台灣不大,我們行軍尚且走得如此哀鴻遍野,你一定很難想像有三位澳洲原住民女孩徒步走上二千公里是什麼心情。

這就是2005澳洲電影節開幕電影《孩子要回家(Rabbit Proof Fence)》的主要論述。

電影故事發生在1931年,那時候的希特勒,還沒有壯大到有能力發展出執政的納粹黨,但是澳洲人卻已經在厲行種族淨化政策的優生理論,澳洲開發初期有不少 白人隨著鐵路工程到處留情,和原住民婦女發生關係生下子女後就繼續前行開發,留下混血的half-carte的子女清寒渡日。

電影的三位女主角Molly, Daisy 和Gracie就是在這樣環境下長大的孩子,平常時分她們都是沿著一道漫長的野兔鐵絲籬笆生活,別人看到就會大呼小叫的蜥蜴,她們卻可以順手一捉就放在脖子上當飾物,野地生活是她們甘之如飴的生活本色。

然而,這道籬笆是澳洲白人引以為傲的工程,籬笆圍起的牧園農莊就可以避免野兔的掠奪與騷擾,執政當權的白人就這樣相信只要圍起籬笆,隔離不祥或不利的生物,日子就會變好,這也是《孩子要回家》以這道籬笆做為片名的主要動機,它是具體的建築,它也是象徵的符號。.

英國影星肯尼斯.布瑞納(Kenneth Branagh)在電影中飾演的原住民委員會主委Neville是真實存在的官員,他執政二十五年,國家通過的原住民法,授權他管理原住民,而且允許他自 行搬遷原住民。他是優生學的信徒,認定澳洲原住民的基因、等級都遠不如歐洲白人,既然白人留下了那麼多的混血後裔,切斷混血後裔與原住民母親的關係,強迫 他們接受白人的教育、信仰,久而久之,不需三代的時光,就能夠淨化澳洲,提昇澳洲人的水平。

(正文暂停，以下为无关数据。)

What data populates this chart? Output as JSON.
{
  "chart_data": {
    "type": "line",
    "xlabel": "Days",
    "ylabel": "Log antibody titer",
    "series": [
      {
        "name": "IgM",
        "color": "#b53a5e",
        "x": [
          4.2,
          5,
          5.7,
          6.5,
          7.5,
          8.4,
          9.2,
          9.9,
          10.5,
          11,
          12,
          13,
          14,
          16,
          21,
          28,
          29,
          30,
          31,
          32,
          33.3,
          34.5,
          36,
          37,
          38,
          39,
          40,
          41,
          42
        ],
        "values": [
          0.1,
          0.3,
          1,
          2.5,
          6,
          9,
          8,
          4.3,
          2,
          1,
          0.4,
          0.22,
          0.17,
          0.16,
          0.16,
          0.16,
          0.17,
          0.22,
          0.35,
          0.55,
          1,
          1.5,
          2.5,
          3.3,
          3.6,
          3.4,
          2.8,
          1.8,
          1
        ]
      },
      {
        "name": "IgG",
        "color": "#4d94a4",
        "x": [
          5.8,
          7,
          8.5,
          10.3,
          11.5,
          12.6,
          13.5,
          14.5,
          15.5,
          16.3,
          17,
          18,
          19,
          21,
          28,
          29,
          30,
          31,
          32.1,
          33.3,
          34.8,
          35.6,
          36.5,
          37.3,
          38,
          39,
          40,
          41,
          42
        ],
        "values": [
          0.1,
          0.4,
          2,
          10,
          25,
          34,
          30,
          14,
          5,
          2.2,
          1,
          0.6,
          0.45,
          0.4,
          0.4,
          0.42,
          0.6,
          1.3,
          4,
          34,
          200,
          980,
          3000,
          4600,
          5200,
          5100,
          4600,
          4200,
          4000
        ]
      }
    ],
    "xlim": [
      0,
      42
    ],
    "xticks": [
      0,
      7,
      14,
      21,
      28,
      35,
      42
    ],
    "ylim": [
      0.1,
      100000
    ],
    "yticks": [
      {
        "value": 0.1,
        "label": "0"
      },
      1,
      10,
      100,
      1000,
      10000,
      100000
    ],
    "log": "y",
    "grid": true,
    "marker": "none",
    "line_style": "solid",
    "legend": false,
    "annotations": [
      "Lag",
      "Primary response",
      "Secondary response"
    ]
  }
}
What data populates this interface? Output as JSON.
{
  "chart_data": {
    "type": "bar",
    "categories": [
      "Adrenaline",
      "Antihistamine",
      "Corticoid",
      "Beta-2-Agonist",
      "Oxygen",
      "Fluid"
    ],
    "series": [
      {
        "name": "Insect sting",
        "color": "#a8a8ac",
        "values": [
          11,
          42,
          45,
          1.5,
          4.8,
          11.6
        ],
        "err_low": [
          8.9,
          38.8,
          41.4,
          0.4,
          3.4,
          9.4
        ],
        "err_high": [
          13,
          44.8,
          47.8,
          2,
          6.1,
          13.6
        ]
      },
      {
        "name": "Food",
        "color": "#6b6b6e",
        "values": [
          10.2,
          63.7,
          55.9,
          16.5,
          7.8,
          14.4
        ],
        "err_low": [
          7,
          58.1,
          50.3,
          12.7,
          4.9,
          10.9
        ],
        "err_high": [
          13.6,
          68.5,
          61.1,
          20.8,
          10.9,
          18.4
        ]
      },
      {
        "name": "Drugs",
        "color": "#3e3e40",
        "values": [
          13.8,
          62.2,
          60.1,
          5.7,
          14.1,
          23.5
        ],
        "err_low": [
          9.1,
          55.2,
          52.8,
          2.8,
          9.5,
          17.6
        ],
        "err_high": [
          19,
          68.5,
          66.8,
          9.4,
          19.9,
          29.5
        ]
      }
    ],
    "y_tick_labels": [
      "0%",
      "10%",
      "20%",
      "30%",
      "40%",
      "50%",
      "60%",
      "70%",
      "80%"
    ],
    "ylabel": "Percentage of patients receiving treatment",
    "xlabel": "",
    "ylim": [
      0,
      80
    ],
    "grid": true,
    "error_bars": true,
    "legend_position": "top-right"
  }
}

電影在這樣的時代背景下就描寫Molly, Daisy 和Gracie被白人強行帶走,送往兩千公里外的改造營,修女會洗淨她們的身體,給她們溫暖的臥鋪,充裕的食物,只要求她們忘掉母語,改說英語,接納白人 的宗教和禮儀,將來好做白人的奴僕和管家。他們相信這樣的改造工程改善了她們的生活品質,至於她們對家鄉的思念,對母親的惦掛,白人總是一笑置之,有吃有 喝,有穿有住,一切都不收費,那不是恩澤是什麼?為什麼澳洲的原住民就不知感激呢?

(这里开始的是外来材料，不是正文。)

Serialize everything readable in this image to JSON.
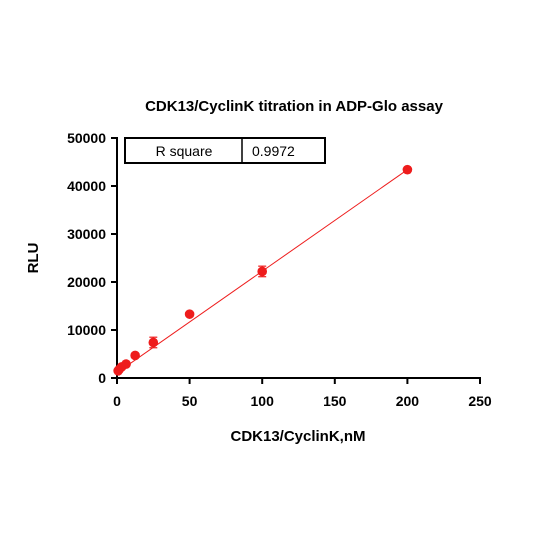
{
  "chart_data": {
    "type": "scatter",
    "title": "CDK13/CyclinK titration in ADP-Glo assay",
    "xlabel": "CDK13/CyclinK,nM",
    "ylabel": "RLU",
    "xlim": [
      0,
      250
    ],
    "ylim": [
      0,
      50000
    ],
    "x_ticks": [
      0,
      50,
      100,
      150,
      200,
      250
    ],
    "y_ticks": [
      0,
      10000,
      20000,
      30000,
      40000,
      50000
    ],
    "grid": false,
    "series": [
      {
        "x": [
          0.78,
          1.56,
          3.125,
          6.25,
          12.5,
          25,
          50,
          100,
          200
        ],
        "y": [
          1500,
          1800,
          2300,
          2900,
          4700,
          7400,
          13300,
          22200,
          43400
        ],
        "error": [
          200,
          200,
          300,
          300,
          400,
          1100,
          400,
          1100,
          200
        ],
        "color": "#ee1c1c"
      }
    ],
    "fit_line": {
      "x": [
        0,
        200
      ],
      "y": [
        1100,
        43400
      ],
      "color": "#ee1c1c"
    },
    "annotation": {
      "label": "R square",
      "value": "0.9972"
    }
  }
}
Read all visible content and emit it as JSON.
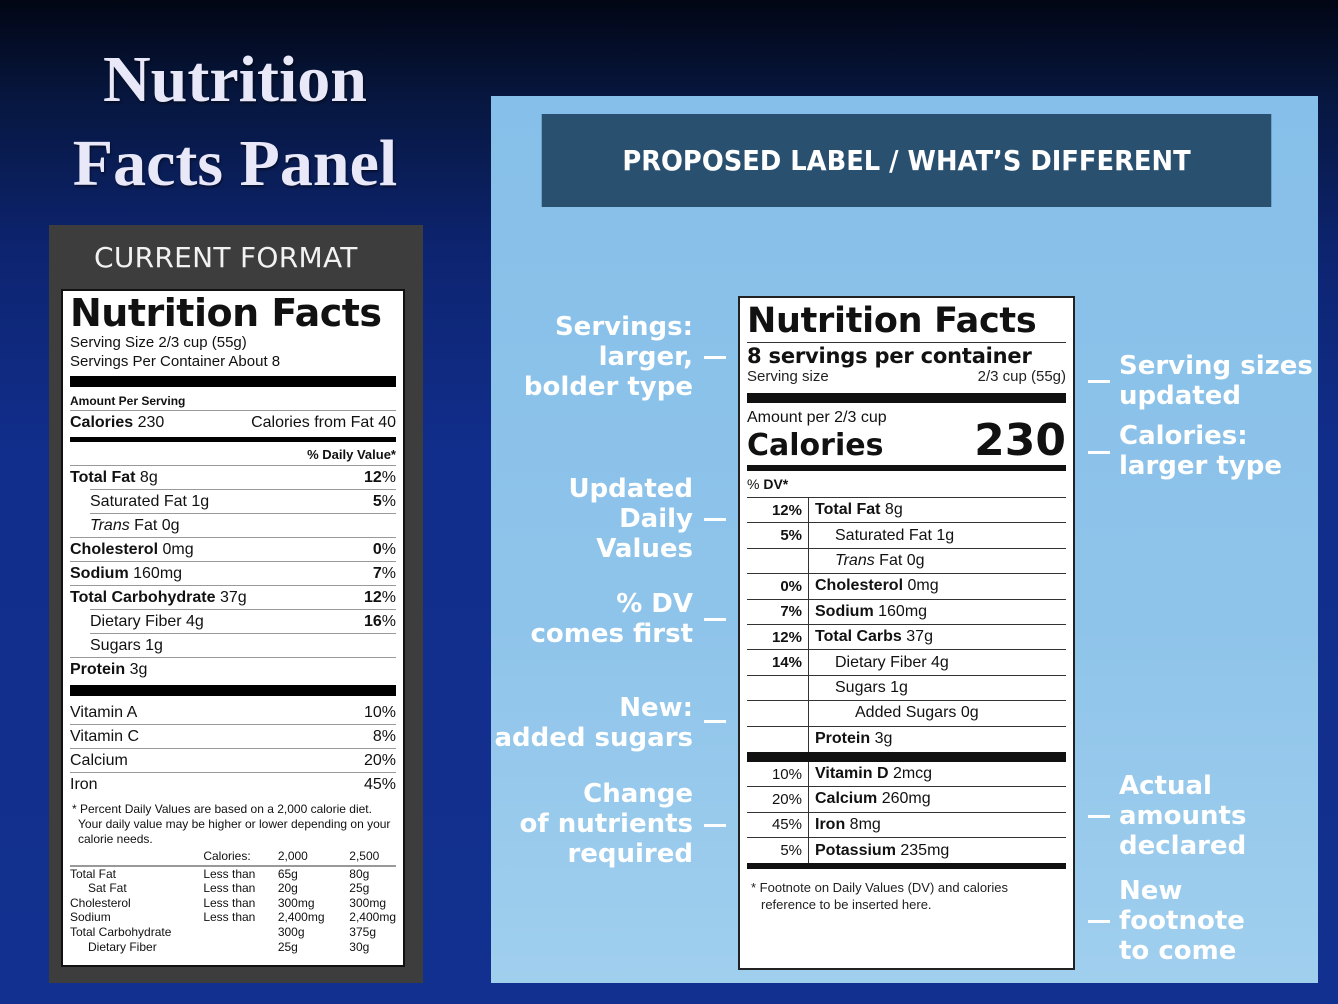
{
  "slide": {
    "title_line1": "Nutrition",
    "title_line2": "Facts Panel",
    "background_color": "#12308f"
  },
  "current": {
    "heading": "CURRENT FORMAT",
    "label": {
      "title": "Nutrition Facts",
      "serving_size": "Serving Size 2/3 cup (55g)",
      "servings_per_container": "Servings Per Container About 8",
      "amount_per_serving": "Amount Per Serving",
      "calories_label": "Calories",
      "calories_value": "230",
      "calories_from_fat": "Calories from Fat 40",
      "daily_value_header": "% Daily Value*",
      "nutrients": [
        {
          "name": "Total Fat",
          "amount": "8g",
          "pct": "12",
          "bold": true,
          "indent": 0
        },
        {
          "name": "Saturated Fat",
          "amount": "1g",
          "pct": "5",
          "bold": false,
          "indent": 1
        },
        {
          "name": "Trans",
          "name_suffix": "Fat",
          "amount": "0g",
          "pct": "",
          "bold": false,
          "indent": 1,
          "italic_prefix": true
        },
        {
          "name": "Cholesterol",
          "amount": "0mg",
          "pct": "0",
          "bold": true,
          "indent": 0
        },
        {
          "name": "Sodium",
          "amount": "160mg",
          "pct": "7",
          "bold": true,
          "indent": 0
        },
        {
          "name": "Total Carbohydrate",
          "amount": "37g",
          "pct": "12",
          "bold": true,
          "indent": 0
        },
        {
          "name": "Dietary Fiber",
          "amount": "4g",
          "pct": "16",
          "bold": false,
          "indent": 1
        },
        {
          "name": "Sugars",
          "amount": "1g",
          "pct": "",
          "bold": false,
          "indent": 1
        },
        {
          "name": "Protein",
          "amount": "3g",
          "pct": "",
          "bold": true,
          "indent": 0
        }
      ],
      "vitamins": [
        {
          "name": "Vitamin A",
          "pct": "10%"
        },
        {
          "name": "Vitamin C",
          "pct": "8%"
        },
        {
          "name": "Calcium",
          "pct": "20%"
        },
        {
          "name": "Iron",
          "pct": "45%"
        }
      ],
      "footnote": "* Percent Daily Values are based on a 2,000 calorie diet. Your daily value may be higher or lower depending on your calorie needs.",
      "dv_table": {
        "headers": [
          "",
          "Calories:",
          "2,000",
          "2,500"
        ],
        "rows": [
          [
            "Total Fat",
            "Less than",
            "65g",
            "80g"
          ],
          [
            "Sat Fat",
            "Less than",
            "20g",
            "25g"
          ],
          [
            "Cholesterol",
            "Less than",
            "300mg",
            "300mg"
          ],
          [
            "Sodium",
            "Less than",
            "2,400mg",
            "2,400mg"
          ],
          [
            "Total Carbohydrate",
            "",
            "300g",
            "375g"
          ],
          [
            "Dietary Fiber",
            "",
            "25g",
            "30g"
          ]
        ]
      }
    }
  },
  "proposed": {
    "heading": "PROPOSED LABEL / WHAT’S DIFFERENT",
    "label": {
      "title": "Nutrition Facts",
      "servings": "8 servings per container",
      "serving_size_label": "Serving size",
      "serving_size_value": "2/3 cup (55g)",
      "amount_per": "Amount per 2/3 cup",
      "calories_label": "Calories",
      "calories_value": "230",
      "pdv_prefix": "%",
      "pdv_bold": "DV*",
      "nutrients": [
        {
          "pct": "12%",
          "name": "Total Fat",
          "amount": "8g",
          "bold": true,
          "indent": 0
        },
        {
          "pct": "5%",
          "name": "Saturated Fat",
          "amount": "1g",
          "bold": false,
          "indent": 1
        },
        {
          "pct": "",
          "name": "Trans",
          "name_suffix": "Fat",
          "amount": "0g",
          "bold": false,
          "indent": 1
        },
        {
          "pct": "0%",
          "name": "Cholesterol",
          "amount": "0mg",
          "bold": true,
          "indent": 0
        },
        {
          "pct": "7%",
          "name": "Sodium",
          "amount": "160mg",
          "bold": true,
          "indent": 0
        },
        {
          "pct": "12%",
          "name": "Total Carbs",
          "amount": "37g",
          "bold": true,
          "indent": 0
        },
        {
          "pct": "14%",
          "name": "Dietary Fiber",
          "amount": "4g",
          "bold": false,
          "indent": 1
        },
        {
          "pct": "",
          "name": "Sugars",
          "amount": "1g",
          "bold": false,
          "indent": 1
        },
        {
          "pct": "",
          "name": "Added Sugars",
          "amount": "0g",
          "bold": false,
          "indent": 2
        },
        {
          "pct": "",
          "name": "Protein",
          "amount": "3g",
          "bold": true,
          "indent": 0
        }
      ],
      "minerals": [
        {
          "pct": "10%",
          "name": "Vitamin D",
          "amount": "2mcg"
        },
        {
          "pct": "20%",
          "name": "Calcium",
          "amount": "260mg"
        },
        {
          "pct": "45%",
          "name": "Iron",
          "amount": "8mg"
        },
        {
          "pct": "5%",
          "name": "Potassium",
          "amount": "235mg"
        }
      ],
      "footnote": "* Footnote on Daily Values (DV) and calories reference to be inserted here."
    },
    "callouts_left": [
      {
        "lines": [
          "Servings:",
          "larger,",
          "bolder type"
        ]
      },
      {
        "lines": [
          "Updated",
          "Daily",
          "Values"
        ]
      },
      {
        "lines": [
          "% DV",
          "comes first"
        ]
      },
      {
        "lines": [
          "New:",
          "added sugars"
        ]
      },
      {
        "lines": [
          "Change",
          "of nutrients",
          "required"
        ]
      }
    ],
    "callouts_right": [
      {
        "lines": [
          "Serving sizes",
          "updated"
        ]
      },
      {
        "lines": [
          "Calories:",
          "larger type"
        ]
      },
      {
        "lines": [
          "Actual",
          "amounts",
          "declared"
        ]
      },
      {
        "lines": [
          "New",
          "footnote",
          "to come"
        ]
      }
    ],
    "colors": {
      "panel": "#8fc4ea",
      "header": "#2a5070"
    }
  }
}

《孩子要回家》的導演菲力普.諾斯(Phillip Noyce)是馳名好萊塢的商業大片執行家,妮可.基嫚初試啼聲的《航越地平線》是他執導的,他拍的《愛國者遊戲》和《迫切的危機》等片,都是賣座巨片, 在做夠了好萊塢的技工,賺夠了好萊塢片商的大錢後,他選擇回到故鄉,用一種最純淨的風格來檢視澳洲近代史上最讓人汗顏的種族岐視政策,因為《孩子要回家》 其實只講了一件事:白種人自認就是比其他種族優越,自滿於本身的文化和經濟優勢,於是就以一種類似救世主的心情,進行人類文明和人體基因的改造工程。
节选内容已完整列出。